Mentiras, no; la hora de la verdad

Llega la hora de la verdad, nunca mejor dicho que poco antes de que este domingo vayamos, espero que de manera mayoritaria, a la cita con las urnas. Tengo la impresión, subjetiva, desde luego, de que esta vez hay en el conjunto del país tanto inquieto interés por el resultado electoral que se puede detectar como un sentimiento colectivo de que es conveniente ir a votar, al menos para evitar lamentos posteriores similares a los de aquella multitud de jóvenes andaluces que salió a la calle a protestar al día siguiente de sus propias elecciones, queriendo así ocultar el hecho de que la mayoría de ellos (y otros muchos ciudadanos) prefirió irse de juerga o dormir la siesta en vez de acudir a votar, con lo que facilitaron que ocurriese lo que ya sabemos.

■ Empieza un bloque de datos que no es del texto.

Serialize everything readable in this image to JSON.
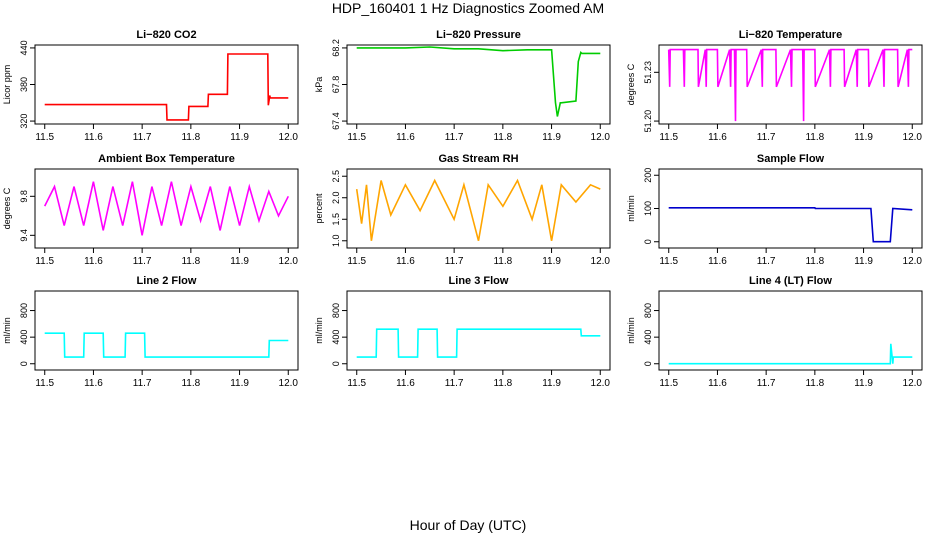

      El país, este país nuestro, lleva viviendo muchos meses de inquietud, de desconcierto, con sobresaltos continuos. Cuando parecía que el final de ETA y la superación de la crisis económica podía traernos un periodo de tranquilidad que nos ayudara a diseñar un futuro sosegado, en su lugar nos hemos encontrado con una angustiosa sucesión de calamidades (la corrupción generalizada, la airada irrupción del independentismo catalán, el desconcierto de los grandes partidos, la moción de censura) que sirven de envoltura para llevarnos hasta lo que puede suceder el día de hoy. Asunto que cada cual resolverá, en conciencia, de la manera que considere más oportuna. Maravilloso juego el de la democracia: cómo conseguir que millones de personas, desconocidas entre sí, lleguen a un acuerdo mayoritario suficiente para decidir quiénes han de gobernar en los próximos cuatro años. O menos, si las cosas se vuelven a torcer.
      Los aspirantes a obtener esa confianza no se han esforzado mucho en explicarnos qué pretenden o qué ideas les anima. Entretenidos en descalificarse entre sí han recurrido a la monótona repetición de consignas dogmáticas o al fácil catálogo de propuestas, en su mayor parte irrealizables o carentes del necesario apoyo lógico. Quien quiera, se les puede creer. Los demás, están en su derecho a ser escépticos.
      Durante los últimos tiempos (meses, años quizá) y sobre todo en la campaña que ahora termina, quizá la frase más repetida es la de “no mienta”, “eso es mentira” o alguna de sus variantes. Todos los candidatos, quizá sin excepciones, acusan de manera constante al contrario de mentir en lo que ha dicho. Personalmente tengo mis propios criterios sobre la abundancia y calidad de las mentiras distribuidas e incluso sobre cómo mienten los que acusan al contrario de estar mintiendo. Esto me ha parecido una novedad que, en este caso, se ha prodigado con notable abundancia, supongo que para reafirmación de los fieles adictos y consecuente cabreo de los discrepantes. El problema, al final, es el de siempre, el que importa: saber si los ciudadanos de a pie, los que no estamos en el circo de la política activa, tenemos suficiente capacidad de discernimiento para calibrar de manera más o menos precisa qué es verdad y qué  mentira. O, dicho de otro modo, si disponemos de la necesaria información, seria y equilibrada, para conseguir formar un criterio razonable. En nuestra ayuda venían, antiguamente, articulistas concienzudos capaces de formar opinión. Esa ayuda ha desaparecido y en su lugar asistimos, algunos con verdadero desconcierto, a una maraña de desahogos personales en los que se deslizan las neuras partidistas del firmante sin ninguna preocupación por intentar exponer criterios en los que prime la razón.
      Todo esto y más cosas que podrían decirse, ya no importan. Llega la hora de la verdad y eso sí que es incuestionable. Aunque los perdedores no se la querrán creer.